Le constructeur automobile américain Ford creuse l'écart avec General Motors et Chrysler et s'est engagé dans une dynamique de reconquête de ses parts de marché qui contraste avec les difficultés de ses rivaux, embourbés dans leurs problèmes financiers.

Le numéro deux américain, qui convie jeudi ses actionnaires en assemblée annuelle, a accumulé ces dernières semaines les bonnes nouvelles, alors que Chrysler a dû déposer son bilan et que GM semble menacé d'un sort identique. Entre Ford d'un côté, GM et Chrysler de l'autre, «il y a un décalage en terme financier et en termes de produits», résume Terrence Guay, professeur d'économie des affaires à l'Université de Pennsylvanie.

Ford n'a pas réclamé d'aide au gouvernement fédéral et compte sur ses propres forces pour sortir de ses difficultés. Les gains en terme d'image pourraient à terme se traduire par une amélioration de ses ventes.

«En évitant de recevoir de l'argent du gouvernement, Ford devrait continuer de bénéficier d'un flux d'informations positives, face à un GM et un Chrysler qui se débattent», soulignent les analystes de Barclays.

Au premier trimestre, Ford a fait état d'une perte nette bien moins lourde qu'attendu, de 1,4 milliard de dollars, contre 6 milliards pour GM. Surtout, le premier a fortement réduit sa consommation de trésorerie, alors que le numéro un américain continue à dépenser à vitesse accélérée.

Ford a pu ainsi confirmer son objectif d'un retour aux bénéfices à l'horizon 2011, là où GM et Chrysler luttent pour leur survie pure et simple.

Le constructeur a réglé le volet social de sa restructuration et semble plus avancé que ses concurrents dans la production de modèles plus économes en carburant. Il a aussi réduit sa dette de 10 milliards pour la ramener à 15,9 milliards de dollars. Un dossier crucial qui a causé le dépôt de bilan de Chrysler et que GM doit boucler d'ici le 1er juin s'il veut échapper à ce sort.

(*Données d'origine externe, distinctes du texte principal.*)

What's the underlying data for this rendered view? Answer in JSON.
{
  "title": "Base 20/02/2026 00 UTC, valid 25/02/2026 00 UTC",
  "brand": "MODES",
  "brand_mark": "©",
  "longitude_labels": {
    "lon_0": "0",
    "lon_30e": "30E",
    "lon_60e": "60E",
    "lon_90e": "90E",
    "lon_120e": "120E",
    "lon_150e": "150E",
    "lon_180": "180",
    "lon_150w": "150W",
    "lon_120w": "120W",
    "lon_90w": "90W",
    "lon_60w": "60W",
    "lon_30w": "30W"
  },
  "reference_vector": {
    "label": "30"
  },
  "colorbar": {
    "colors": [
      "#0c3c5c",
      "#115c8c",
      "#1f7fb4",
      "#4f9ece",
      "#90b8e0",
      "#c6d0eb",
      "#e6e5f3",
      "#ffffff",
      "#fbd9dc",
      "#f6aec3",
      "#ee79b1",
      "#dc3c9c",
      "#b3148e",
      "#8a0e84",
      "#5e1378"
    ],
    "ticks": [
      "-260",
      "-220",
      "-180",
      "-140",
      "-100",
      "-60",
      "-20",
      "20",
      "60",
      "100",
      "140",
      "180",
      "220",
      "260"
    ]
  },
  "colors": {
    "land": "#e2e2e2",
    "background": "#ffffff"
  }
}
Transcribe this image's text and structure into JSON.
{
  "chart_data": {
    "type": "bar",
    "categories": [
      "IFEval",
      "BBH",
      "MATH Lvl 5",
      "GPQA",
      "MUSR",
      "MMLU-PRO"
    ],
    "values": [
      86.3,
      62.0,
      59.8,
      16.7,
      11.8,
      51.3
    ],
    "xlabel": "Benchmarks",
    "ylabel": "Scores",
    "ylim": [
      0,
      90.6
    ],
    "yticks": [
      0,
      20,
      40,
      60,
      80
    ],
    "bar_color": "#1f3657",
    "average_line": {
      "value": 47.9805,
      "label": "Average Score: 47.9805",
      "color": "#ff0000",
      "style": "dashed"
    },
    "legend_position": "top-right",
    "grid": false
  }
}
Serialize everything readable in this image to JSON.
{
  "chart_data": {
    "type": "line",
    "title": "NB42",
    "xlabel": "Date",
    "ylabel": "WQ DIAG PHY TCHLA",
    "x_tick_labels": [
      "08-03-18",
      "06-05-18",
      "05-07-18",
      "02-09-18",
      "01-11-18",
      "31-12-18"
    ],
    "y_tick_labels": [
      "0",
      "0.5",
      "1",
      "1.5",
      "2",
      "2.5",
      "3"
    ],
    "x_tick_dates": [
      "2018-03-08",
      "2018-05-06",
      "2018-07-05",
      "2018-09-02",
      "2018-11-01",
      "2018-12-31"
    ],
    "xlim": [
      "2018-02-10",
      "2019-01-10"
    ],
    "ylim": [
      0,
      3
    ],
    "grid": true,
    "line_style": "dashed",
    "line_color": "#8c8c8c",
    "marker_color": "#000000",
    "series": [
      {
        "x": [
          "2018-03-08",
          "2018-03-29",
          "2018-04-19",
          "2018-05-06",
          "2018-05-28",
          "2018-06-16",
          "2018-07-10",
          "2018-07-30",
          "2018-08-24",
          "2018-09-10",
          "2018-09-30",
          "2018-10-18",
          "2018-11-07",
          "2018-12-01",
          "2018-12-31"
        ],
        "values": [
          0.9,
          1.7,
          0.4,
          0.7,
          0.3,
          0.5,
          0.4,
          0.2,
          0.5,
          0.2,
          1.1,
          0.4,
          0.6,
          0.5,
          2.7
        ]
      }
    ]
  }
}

A la surprise du marché, Ford a annoncé mardi que son augmentation de capital, annoncée la veillée, lui rapporterait 1,4 milliard de dollars. L'opération a le mérite de montrer que Ford peut encore être considéré comme un bon investissement, alors que les actionnaires de GM risquent de perdre l'intégralité de leur mise.

Selon Barclays, le constructeur de Dearborn pourrait disposer à fin 2009 de 16,3 milliards en liquidités, augmentation de capital incluse, «soit bien plus que le minimum de 8-10 milliards» indispensables à son fonctionnement.

Côté ventes, «alors que le marché automobile est déprimé et va l'être encore pour plusieurs mois, Ford regagne des parts de marché et se détache de GM et Chrysler dans l'esprit des consommateurs et des investisseurs», relève Peter Morici, professeur d'économie à l'université du Maryland.

Au mois d'avril, Ford a vu ses ventes chuter de 31%, mais ce recul était moindre que celui du marché (-34%) et celui du japonais Toyota (-42%). Au cours des sept derniers mois, sa part de marché a augmenté six fois.

Si les analystes s'accordent à dire que les efforts des constructeurs seront vains si le marché automobile reste déprimé -- moins de 10 millions de voitures pourraient être vendues aux Etats-Unis cette année, contre 16 à 17 millions par an avant la crise --, les efforts de Ford en rendent plusieurs optimistes.

Avec ses récents modèles, «Ford se détache du lot», note M. Morici. Dans plusieurs catégories, ses véhicules viennent à présent concurrencer Toyota et Honda». «Les produits de Ford sont généralement mieux perçus» que ceux de ses compatriotes, renchérit M. Guay. Et les Américains délaissant GM et Chrysler pourraient privilégier un achat patriotique.